Viso di stoffa

Lo so dove sei andata. Ci sei andata altre volte, ma non serve; cerchi di alleviare i tuoi rimorsi chiudendoti in una stanza spoglia di un motel, coperta solo da un misero accappatoio che sembra un saio. Ti vedo, sul bordo del letto a ritoccarti il viso col portacipria di Swarovsky; è la tua natura, la tua essenza, la tua contraddizione. Io so cos’hai dentro, lo percepisco anche a distanza; ti nascondi a te stessa, ti ammanti di finto fatalismo, di responsabilità indotte. Esci da casa sorridendo a tutti e salutandoli con cordialità mentre i tuoi occhi brillano di un’altra luce. C’è un conflitto enorme dentro di te, complicato dalla tua presunzione di poter gestire tutti con il tuo viso di stoffa. Lo hai lavato troppe volte ormai: il tessuto si sgrana, devi indossarne un altro. Puoi comprarne uno nuovo, ma hanno messo i saldi. Saresti uguale agli altri.
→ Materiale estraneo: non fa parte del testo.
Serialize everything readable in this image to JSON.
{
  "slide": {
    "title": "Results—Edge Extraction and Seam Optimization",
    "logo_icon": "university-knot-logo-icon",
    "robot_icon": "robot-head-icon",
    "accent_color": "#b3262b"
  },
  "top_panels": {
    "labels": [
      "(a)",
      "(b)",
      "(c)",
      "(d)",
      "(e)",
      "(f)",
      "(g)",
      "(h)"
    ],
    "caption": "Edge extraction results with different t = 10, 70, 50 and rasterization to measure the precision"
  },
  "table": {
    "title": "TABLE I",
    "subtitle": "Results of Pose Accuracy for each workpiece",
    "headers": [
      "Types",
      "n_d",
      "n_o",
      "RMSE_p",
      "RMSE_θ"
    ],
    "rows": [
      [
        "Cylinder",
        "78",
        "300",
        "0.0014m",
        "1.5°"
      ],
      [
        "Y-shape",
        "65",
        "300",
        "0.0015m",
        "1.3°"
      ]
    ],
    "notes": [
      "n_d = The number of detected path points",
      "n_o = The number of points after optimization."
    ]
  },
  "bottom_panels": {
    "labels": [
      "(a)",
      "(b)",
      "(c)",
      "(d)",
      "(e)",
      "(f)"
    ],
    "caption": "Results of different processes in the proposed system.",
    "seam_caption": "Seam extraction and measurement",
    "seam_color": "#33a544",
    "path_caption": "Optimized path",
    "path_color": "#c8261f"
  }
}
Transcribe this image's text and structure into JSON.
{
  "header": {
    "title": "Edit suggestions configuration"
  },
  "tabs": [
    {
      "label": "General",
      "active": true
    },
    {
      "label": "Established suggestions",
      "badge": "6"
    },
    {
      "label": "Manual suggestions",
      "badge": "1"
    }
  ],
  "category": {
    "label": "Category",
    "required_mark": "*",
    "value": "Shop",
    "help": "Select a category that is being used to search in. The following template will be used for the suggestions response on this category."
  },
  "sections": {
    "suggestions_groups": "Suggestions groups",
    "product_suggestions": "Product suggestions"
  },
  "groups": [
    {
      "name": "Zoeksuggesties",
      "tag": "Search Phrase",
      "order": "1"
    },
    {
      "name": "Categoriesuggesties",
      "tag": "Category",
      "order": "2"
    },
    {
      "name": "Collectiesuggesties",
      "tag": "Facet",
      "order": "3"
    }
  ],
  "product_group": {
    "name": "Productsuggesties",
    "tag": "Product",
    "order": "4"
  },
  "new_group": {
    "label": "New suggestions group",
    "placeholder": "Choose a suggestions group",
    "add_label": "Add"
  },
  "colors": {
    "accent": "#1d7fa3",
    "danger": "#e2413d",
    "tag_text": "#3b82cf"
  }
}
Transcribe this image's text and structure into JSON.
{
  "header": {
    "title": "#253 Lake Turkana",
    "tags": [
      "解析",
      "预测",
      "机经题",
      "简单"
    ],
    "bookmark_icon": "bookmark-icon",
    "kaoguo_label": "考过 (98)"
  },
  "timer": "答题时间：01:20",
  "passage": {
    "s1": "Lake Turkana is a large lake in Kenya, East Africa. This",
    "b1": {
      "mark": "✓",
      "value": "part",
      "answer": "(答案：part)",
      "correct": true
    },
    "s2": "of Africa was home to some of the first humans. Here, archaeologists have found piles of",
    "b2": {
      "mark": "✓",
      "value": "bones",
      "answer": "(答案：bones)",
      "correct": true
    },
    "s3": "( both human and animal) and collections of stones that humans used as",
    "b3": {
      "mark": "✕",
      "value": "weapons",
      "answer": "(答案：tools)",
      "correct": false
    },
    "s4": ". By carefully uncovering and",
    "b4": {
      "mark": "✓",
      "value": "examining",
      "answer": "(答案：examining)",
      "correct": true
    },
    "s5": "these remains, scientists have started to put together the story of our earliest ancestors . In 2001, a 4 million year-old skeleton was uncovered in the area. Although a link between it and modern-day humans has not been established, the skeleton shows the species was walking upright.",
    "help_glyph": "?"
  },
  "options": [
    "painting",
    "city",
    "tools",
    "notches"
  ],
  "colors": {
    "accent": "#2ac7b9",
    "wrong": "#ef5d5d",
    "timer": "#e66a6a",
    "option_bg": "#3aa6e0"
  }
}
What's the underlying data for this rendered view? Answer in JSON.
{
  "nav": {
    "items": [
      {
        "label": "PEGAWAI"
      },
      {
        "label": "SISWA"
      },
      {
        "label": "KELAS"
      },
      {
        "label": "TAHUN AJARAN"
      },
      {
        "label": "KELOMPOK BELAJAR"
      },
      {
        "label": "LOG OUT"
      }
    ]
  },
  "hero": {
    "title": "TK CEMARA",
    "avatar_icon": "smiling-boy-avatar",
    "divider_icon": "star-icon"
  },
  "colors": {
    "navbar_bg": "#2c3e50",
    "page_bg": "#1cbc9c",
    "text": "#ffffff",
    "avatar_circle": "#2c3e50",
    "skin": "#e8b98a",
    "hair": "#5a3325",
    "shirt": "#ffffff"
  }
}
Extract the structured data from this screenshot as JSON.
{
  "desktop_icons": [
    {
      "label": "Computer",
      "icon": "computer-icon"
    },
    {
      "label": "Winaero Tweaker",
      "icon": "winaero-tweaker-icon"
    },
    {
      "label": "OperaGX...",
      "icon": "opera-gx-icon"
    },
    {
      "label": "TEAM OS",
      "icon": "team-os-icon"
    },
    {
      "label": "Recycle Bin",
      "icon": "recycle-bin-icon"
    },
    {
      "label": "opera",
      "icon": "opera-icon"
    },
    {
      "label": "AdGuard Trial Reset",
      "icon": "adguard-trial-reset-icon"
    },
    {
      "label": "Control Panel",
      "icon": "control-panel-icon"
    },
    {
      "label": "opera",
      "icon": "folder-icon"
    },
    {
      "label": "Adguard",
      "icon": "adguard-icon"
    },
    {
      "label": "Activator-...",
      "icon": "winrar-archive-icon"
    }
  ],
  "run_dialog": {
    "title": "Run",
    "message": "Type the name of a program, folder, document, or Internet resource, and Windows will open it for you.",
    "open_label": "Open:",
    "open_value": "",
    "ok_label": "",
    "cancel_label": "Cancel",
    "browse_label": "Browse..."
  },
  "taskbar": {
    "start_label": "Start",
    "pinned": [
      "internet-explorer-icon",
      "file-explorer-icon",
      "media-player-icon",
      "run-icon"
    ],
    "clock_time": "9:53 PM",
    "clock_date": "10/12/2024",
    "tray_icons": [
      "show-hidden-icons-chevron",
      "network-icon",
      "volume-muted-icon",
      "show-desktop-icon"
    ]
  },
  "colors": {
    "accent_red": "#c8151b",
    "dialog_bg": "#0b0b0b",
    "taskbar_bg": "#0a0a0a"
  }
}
Sei misera, ma non sei degna di pietà. La tua anima si perderà, continuerà a vagare finché il tempo cesserà. Sarà la tua nemesi. Mi hai reso schiavo della tua bellezza manipolando la mia mente come un pezzo d’argilla. Hai costruito un vaso e poi l’hai fracassato, riducendolo in mille pezzi. Li sto ancora raccogliendo. Molti sono inutilizzabili. A che serve ricostruirlo…

Neanche lui riesce a essere più misero di te. Lui che cerca di soddisfare il tuo corpo che reclama sesso mentre la tua mente ci gioca; mentre lo soggioghi con le tue malìe. Lui che è convinto di condurre il gioco. Che uomo stupido… Ti sei procurata uno stallone da monta, ma non sa correre: non è di razza. Con lui ti è più facile; la sua intelligenza è inversamente proporzionale alle sue prestazioni fisiche, mi dicesti. E io cercando di fare l’indifferente ti chiesi di cambiarti il vestito, quella sera del ricevimento. Non è importante cosa indossi, ma come lo indossi, dicesti.

Sì, vinci anche in questo: l’indumento non ti veste, sei tu che vesti lui. Nessun uomo ti veste, nessuno uomo ti vestirà mai.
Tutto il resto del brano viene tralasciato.